At first glance, I might actually learn towards using the scikit-learn logistic regression. In my experience, the package has more credibility and is more widely used than statsmodels. However, it looks like the way they frame the problem, and consequently the API, is tailored to a slightly different problem from what I’m doing.

Remember, I want to do regression. They frame logistic regression as a two-class decision rule with optional L1 or L2 penalization. When penalization is introduced to a method, the fitting procedure often has to rely more on optimization than distribution-related formulas. The solvers provided in scikit-learn don’t include IRLS and the documentation talks a lot about penalization.

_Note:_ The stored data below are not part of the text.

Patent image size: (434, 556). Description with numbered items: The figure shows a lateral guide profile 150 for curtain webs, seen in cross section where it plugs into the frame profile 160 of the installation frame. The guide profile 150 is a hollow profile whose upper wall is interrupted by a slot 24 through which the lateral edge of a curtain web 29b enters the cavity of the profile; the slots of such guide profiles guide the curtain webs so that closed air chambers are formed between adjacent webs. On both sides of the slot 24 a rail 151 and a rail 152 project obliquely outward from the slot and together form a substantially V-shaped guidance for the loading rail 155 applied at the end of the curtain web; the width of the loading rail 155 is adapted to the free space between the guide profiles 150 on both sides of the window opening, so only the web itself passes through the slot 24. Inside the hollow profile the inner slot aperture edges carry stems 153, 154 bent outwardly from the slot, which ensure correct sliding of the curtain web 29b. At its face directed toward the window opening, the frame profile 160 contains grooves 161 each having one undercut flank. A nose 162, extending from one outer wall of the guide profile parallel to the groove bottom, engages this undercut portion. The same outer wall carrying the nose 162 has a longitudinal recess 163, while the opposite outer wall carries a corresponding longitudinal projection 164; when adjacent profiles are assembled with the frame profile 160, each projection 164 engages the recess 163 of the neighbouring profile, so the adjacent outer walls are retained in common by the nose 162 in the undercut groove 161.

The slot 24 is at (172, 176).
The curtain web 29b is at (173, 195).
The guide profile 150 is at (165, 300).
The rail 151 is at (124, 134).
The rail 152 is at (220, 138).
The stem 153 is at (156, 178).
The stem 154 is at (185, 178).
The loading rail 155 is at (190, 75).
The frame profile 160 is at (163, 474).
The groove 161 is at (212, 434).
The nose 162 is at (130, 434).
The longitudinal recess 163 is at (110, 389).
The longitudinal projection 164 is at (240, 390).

I wanted to know if I can use this function if I don’t want to regularize? Turns out, you can’t get rid of the penalty term in the loss function. Instead, you can set C=1e10 or another large value to make the penalty term small.

The outputs returned look similar to those from statsmodels, but there’s no clean summary method to print the estimated coefficients and model fit statistics.

Speed comparison

I’m interested in performance, so I did a small simulation to compare the speed of these three methods. I generated 10,000 observations with 100 independent, standard normal covariates X and an independent standard normal error e. I set B = [0.01, 0.02, …, 1] and set the log-odds for individual i to B’X_i + e_i. Then, the ith outcome is Y_i = 1 if the log-odds is at least 0. I used %timeit to run the three methods on this fake data.

import sklearn
import statsmodels.api as sm
import numpy as np

def gen_data():
	X = np.random.normal(size=(10000, 100))
	beta = (np.array(range(100))+1)/100
	logodds = np.dot(X, beta) + np.random.normal(size=(10000,))
	Y = np.array(logodds >= 0, dtype=int)
	return (Y, X)
	
def fit_sm_glm(Y, X):
	X = sm.add_constant(X)
	glm_mod = sm.GLM(Y, X, family=sm.families.Binomial())
	glm_res = glm_mod.fit()
	
def fit_sm_logit(Y, X):
	X = sm.add_constant(X)
	logit_mod = sm.Logit(Y, X)
	logit_res = logit_mod.fit(disp=False)
	
def fit_sklearn(Y, X):
	sk_model = sklearn.linear_model.LogisticRegression(C=1e10)
	sk_res = sk_model.fit(X, Y)
	
def test_speed(fit_function):
	(Y, X) = gen_data()
	fit_function(Y, X)
		
%timeit test_speed(fit_sm_glm)
%timeit test_speed(fit_sm_logit)
%timeit test_speed(fit_sklearn)

> 1 loop, best of 3: 1.85 s per loop
> 1 loop, best of 3: 371 ms per loop
> 1 loop, best of 3: 219 ms per loop

statsmodels GLM is the slowest by far! The statsmodels logit method and scikit-learn method are comparable.

Take-aways

For my purposes, it looks the statsmodels discrete choice model logit is the way to go. It’s significantly faster than the GLM method, presumably because it’s using an optimizer directly rather than iteratively reweighted least squares. I’m not doing prediction and am not worried about overfitting, so the fact that I can’t disable the regularization in scikit-learn is undesirable. However, it’s the fastest of the three methods.

I’d love to know if you’ve done a similar comparison – did you actually test out the different packages or did you just choose one and run with it?